54Ainsi, par exemple, la bourgeoisie, classe émergente sous le féodalisme, avait déjà développé une bonne part les nouvelles forces productives avant même la révolution bourgeoise. Il n’y avait plus eu qu’à renverser les superstructures politico-juridiques pour finir le travail. En revanche, le capitalisme, d’après Marx et Engels, ne permettait pas cette imbrication. Cet appendice était nécessaire pour étayer l’autre dimension du marxisme, la création d’un parti révolutionnaire. Face aux concurrents pour l’hégémonie au sein du mouvement ouvrier naissant, les marxistes cherchaient à montrer qu’il n’était pas possible d’améliorer le capitalisme ou de le transformer progressivement en autre chose. Il fallait en finir d’un seul coup, ce qui excluait tout « réformisme » qui ne serait qu’illusion. C’est le sens du Manifeste (Marx et Engels, 1848) qui affirme la nécessité de briser toutes les structures sociales existantes et d’imposer une (provisoire) « dictature du prolétariat ». L’idée déjà présente dans ce texte et que Lénine explicite quelques décennies plus tard est que, si on laisse les citoyens décider démocratiquement, la révolution n’aura pas lieu et qu’il faut créer une force extérieure à la société elle-même pour réussir ce changement. C’est là la base théorique du totalitarisme mais, ce qui est intéressant ici, c’est l’antinomie interne au projet marxiste : d’un côté, une remise de l’Histoire en ordre de marche en supprimant les entraves au développement de la société engendrées par l’exploitation capitaliste ; et de l’autre l’impossibilité d’aller de l’avant sans la destruction massive de tout ce qui gêne, y compris la société elle-même.

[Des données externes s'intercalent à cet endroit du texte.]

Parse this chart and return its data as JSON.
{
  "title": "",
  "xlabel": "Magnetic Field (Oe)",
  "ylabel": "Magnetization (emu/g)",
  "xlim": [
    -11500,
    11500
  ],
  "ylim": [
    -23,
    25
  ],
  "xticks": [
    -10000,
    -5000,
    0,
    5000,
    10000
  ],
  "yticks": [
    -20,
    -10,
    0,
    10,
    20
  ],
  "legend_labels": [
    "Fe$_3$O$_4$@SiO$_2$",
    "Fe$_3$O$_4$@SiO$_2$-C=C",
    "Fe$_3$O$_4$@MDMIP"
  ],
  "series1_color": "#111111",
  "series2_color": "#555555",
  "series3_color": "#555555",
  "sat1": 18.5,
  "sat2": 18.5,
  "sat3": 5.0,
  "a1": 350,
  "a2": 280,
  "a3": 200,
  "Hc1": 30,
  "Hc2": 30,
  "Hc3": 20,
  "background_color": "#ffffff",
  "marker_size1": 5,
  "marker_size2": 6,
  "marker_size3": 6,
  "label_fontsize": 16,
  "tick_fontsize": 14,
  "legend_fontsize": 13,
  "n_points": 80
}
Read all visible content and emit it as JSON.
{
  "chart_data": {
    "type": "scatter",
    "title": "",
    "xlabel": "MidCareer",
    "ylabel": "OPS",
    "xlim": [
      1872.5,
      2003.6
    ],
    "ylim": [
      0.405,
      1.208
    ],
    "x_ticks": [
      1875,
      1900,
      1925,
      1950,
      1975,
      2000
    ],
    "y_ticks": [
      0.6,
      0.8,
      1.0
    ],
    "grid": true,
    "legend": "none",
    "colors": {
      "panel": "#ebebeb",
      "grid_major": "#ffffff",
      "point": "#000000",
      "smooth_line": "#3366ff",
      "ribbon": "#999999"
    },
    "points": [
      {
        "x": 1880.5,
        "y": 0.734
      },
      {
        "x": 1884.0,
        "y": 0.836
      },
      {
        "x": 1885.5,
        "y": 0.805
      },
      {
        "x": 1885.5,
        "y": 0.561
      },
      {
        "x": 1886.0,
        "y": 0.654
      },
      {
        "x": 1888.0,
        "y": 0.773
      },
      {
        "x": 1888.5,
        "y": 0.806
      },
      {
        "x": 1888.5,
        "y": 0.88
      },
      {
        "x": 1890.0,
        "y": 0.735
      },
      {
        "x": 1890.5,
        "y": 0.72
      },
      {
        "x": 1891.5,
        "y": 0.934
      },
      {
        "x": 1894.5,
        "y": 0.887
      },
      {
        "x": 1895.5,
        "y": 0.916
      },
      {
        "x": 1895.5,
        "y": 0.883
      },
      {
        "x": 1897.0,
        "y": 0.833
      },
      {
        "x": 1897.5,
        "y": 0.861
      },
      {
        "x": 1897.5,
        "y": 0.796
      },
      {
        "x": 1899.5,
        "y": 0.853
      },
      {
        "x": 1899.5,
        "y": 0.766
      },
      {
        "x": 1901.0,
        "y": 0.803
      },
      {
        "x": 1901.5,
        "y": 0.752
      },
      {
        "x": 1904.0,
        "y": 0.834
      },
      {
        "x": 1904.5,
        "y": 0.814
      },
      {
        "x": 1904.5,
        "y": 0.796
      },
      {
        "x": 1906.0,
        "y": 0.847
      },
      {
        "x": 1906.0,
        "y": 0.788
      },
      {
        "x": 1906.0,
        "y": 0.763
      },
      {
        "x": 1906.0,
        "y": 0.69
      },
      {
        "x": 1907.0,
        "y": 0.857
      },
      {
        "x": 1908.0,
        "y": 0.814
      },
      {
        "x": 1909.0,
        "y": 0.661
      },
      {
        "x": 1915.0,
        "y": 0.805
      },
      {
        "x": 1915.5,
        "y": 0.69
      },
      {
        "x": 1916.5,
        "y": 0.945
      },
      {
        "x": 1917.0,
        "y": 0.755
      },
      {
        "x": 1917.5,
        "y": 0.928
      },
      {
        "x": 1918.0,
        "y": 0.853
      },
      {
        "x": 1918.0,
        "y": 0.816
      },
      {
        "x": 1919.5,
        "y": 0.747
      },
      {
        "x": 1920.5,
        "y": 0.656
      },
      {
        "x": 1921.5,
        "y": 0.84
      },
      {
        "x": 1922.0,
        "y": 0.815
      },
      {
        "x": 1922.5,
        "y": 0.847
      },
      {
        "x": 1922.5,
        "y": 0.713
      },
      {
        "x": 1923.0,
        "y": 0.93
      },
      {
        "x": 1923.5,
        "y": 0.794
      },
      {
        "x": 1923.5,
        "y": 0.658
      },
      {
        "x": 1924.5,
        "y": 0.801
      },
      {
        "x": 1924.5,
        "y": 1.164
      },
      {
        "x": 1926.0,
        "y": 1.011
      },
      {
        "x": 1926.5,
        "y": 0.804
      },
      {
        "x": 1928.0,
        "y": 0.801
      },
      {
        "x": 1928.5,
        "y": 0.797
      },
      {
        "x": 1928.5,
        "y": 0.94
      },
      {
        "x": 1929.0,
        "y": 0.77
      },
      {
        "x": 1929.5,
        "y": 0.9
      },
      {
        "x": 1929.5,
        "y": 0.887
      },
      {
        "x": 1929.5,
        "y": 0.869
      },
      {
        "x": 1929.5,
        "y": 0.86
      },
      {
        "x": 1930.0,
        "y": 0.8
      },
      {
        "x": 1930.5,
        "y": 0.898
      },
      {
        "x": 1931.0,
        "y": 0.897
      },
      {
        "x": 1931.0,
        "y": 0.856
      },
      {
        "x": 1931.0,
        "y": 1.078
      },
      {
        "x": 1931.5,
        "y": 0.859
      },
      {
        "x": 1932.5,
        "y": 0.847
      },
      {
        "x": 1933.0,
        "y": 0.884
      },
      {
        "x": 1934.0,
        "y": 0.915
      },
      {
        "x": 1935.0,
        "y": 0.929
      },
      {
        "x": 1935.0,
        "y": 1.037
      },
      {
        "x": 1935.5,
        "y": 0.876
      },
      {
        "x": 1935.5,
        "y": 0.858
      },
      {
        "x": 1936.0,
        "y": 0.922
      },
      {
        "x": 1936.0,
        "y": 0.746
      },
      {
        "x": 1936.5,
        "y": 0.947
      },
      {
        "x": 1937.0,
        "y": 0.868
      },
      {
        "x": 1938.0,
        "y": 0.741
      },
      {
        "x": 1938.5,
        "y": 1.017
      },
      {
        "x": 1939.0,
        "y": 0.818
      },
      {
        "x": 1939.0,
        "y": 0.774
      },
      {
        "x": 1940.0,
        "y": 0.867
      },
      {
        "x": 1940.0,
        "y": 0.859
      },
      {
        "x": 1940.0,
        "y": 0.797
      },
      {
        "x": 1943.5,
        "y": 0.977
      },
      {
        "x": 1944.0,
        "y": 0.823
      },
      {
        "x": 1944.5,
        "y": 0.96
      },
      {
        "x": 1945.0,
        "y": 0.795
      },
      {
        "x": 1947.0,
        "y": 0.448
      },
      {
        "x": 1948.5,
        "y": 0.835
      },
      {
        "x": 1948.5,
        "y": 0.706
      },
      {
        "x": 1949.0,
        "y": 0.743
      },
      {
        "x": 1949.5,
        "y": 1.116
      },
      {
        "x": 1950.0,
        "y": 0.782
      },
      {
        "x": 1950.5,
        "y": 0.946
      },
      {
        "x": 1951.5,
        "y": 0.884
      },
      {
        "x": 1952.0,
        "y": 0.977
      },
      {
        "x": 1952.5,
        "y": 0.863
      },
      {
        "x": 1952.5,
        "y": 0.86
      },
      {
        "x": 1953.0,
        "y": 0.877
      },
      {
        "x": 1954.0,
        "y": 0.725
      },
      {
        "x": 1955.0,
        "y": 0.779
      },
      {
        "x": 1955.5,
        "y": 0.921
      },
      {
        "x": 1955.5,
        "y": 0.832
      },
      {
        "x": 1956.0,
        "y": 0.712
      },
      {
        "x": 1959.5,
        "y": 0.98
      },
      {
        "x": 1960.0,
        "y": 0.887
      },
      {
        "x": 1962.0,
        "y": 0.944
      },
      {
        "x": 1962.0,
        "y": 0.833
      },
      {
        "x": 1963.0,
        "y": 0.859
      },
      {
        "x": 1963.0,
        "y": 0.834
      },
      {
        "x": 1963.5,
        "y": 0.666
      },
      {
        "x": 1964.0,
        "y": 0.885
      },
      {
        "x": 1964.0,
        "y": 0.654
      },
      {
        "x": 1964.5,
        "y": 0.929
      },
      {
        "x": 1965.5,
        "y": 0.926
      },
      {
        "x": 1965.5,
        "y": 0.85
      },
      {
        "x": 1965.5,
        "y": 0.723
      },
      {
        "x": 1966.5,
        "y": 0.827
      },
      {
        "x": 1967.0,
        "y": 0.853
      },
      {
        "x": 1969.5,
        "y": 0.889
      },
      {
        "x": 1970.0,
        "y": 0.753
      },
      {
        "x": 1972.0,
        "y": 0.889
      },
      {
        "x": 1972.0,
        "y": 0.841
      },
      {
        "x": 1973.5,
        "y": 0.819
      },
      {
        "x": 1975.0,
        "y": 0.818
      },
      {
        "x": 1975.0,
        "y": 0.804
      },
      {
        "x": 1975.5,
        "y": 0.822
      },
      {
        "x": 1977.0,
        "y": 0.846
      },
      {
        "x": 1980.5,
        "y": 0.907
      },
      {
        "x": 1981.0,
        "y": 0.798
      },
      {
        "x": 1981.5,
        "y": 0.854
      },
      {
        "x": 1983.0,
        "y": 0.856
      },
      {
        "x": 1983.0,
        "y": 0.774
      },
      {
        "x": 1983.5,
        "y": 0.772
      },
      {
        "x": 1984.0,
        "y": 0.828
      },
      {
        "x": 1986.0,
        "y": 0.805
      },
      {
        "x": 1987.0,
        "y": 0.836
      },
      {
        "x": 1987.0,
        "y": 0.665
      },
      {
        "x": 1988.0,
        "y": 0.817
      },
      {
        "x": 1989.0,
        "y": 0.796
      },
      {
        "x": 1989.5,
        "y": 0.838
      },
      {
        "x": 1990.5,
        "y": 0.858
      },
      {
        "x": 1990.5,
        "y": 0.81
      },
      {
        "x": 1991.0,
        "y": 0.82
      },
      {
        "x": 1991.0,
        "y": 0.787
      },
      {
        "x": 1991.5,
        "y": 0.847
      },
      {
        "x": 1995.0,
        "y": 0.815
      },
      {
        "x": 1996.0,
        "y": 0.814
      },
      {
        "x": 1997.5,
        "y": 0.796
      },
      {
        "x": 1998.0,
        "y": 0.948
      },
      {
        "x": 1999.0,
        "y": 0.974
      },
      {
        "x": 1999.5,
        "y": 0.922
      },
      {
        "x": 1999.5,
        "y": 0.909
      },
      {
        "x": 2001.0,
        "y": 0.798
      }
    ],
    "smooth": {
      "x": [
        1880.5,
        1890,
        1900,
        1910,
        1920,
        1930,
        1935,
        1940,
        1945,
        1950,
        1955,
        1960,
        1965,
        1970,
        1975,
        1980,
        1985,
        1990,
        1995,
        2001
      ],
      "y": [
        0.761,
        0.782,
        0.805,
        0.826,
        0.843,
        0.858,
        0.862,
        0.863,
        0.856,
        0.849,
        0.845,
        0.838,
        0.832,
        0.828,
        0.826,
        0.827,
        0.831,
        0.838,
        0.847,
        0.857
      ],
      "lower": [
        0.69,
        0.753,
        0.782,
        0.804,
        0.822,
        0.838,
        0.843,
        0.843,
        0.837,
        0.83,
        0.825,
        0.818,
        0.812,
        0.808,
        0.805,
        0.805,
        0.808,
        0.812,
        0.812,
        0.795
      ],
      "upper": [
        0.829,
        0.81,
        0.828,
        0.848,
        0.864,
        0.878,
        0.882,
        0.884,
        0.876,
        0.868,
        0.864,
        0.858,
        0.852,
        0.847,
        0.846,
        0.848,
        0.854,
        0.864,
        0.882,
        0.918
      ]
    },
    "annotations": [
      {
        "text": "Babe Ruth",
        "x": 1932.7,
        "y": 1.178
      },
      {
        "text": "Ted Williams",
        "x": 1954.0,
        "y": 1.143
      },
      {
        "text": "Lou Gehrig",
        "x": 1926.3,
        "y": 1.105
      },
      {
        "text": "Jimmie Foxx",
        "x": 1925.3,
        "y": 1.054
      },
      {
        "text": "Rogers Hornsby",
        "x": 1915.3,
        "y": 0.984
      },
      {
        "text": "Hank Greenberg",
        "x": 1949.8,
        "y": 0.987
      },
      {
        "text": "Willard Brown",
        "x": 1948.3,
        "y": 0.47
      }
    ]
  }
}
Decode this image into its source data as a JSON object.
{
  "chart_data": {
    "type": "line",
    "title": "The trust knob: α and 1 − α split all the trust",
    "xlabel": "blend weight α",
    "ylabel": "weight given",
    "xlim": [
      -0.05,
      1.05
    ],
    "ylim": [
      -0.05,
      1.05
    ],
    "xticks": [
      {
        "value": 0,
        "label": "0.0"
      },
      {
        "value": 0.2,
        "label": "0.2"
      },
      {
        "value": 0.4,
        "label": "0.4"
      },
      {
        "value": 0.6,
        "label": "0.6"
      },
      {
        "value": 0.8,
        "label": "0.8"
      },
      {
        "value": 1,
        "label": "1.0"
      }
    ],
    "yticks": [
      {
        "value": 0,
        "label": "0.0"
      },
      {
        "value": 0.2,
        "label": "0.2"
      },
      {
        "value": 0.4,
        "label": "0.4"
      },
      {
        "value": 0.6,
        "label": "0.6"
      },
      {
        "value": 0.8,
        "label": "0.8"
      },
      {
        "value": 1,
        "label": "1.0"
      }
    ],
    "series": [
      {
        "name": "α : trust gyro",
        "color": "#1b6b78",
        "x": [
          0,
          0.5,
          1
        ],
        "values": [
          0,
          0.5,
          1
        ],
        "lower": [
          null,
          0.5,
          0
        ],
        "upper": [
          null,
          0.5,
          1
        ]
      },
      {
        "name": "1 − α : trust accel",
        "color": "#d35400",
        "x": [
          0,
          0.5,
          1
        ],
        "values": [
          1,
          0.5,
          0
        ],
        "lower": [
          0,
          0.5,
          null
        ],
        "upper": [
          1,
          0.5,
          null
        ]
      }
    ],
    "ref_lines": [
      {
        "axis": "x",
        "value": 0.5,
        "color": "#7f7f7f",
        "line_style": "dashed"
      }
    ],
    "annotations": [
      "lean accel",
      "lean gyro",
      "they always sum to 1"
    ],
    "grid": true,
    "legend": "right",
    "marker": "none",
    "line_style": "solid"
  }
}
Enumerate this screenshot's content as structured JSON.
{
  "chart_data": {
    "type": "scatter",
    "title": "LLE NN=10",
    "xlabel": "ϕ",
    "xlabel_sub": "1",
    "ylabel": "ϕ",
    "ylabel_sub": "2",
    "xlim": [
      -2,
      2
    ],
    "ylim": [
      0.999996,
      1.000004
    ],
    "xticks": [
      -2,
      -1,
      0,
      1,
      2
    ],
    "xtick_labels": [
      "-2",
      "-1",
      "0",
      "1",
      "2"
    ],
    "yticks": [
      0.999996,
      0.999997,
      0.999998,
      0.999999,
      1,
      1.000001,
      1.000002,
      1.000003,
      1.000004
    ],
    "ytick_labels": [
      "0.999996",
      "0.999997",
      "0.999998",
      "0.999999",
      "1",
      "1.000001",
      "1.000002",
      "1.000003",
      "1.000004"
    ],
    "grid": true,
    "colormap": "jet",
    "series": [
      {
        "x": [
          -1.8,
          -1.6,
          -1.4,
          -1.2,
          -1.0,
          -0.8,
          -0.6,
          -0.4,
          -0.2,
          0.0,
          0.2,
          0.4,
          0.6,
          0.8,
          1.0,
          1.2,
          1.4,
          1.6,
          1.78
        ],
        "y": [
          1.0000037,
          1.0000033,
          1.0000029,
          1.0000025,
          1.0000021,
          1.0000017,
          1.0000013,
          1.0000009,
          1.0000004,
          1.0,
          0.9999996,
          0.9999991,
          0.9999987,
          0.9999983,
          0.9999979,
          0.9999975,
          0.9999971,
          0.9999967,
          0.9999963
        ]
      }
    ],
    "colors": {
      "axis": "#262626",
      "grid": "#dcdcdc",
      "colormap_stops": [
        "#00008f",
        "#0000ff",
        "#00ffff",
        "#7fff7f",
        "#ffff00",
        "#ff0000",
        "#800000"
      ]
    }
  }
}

55Les néo-marxistes ont abandonné l’idée de forces productives et, en conséquence, ont rompu la connexion tant avec l’utopie communiste qu’avec le projet émancipateur des Lumières. Ils ont adopté l’approche de l’économie néo-classique en ne se souciant plus de la production de valeur par le travail, quel que soit son mode de calcul, mais uniquement de sa répartition. Ils brossent un paysage sombre où tout va de plus en plus mal et où la révolution est chaque jour plus improbable alors même que, si l’on se reporte à la description par Marx et Engels des avantages que les prolétaires obtiendraient en renversant le capitalisme, pratiquement tous ont été obtenus. Ce qui reste, c’est le désir mimétique de prendre aux « bourgeois », c’est-à-dire à tous ceux qui ont plus, que cela se mesure en décile, en centile ou en millile. Cet imaginaire n’est peint en rouge que par une posture caritative généralisée qui rappelle les idées de Thomas Müntzer pendant la Guerre des paysans (1524-1526), qui ne faisait que radicaliser une idée fortement présente dans une partie de l’Église catholique médiévale : le but n’est pas de lutter contre la pauvreté, qui est perçue comme indépassable, mais seulement de s’en prendre aux riches. En pratique, pas question de conjuguer justice et développement, mais seulement d’établir une répartition égalitaire inconditionnelle des ressources monétaires. Dans l’ouvrage de Cagé et Piketty le marxisme est réduit à des lunettes polarisantes qui rendent invisibles tout ce qui sort d’un cadre défini a priori, protégé ainsi de toute perturbation empirique.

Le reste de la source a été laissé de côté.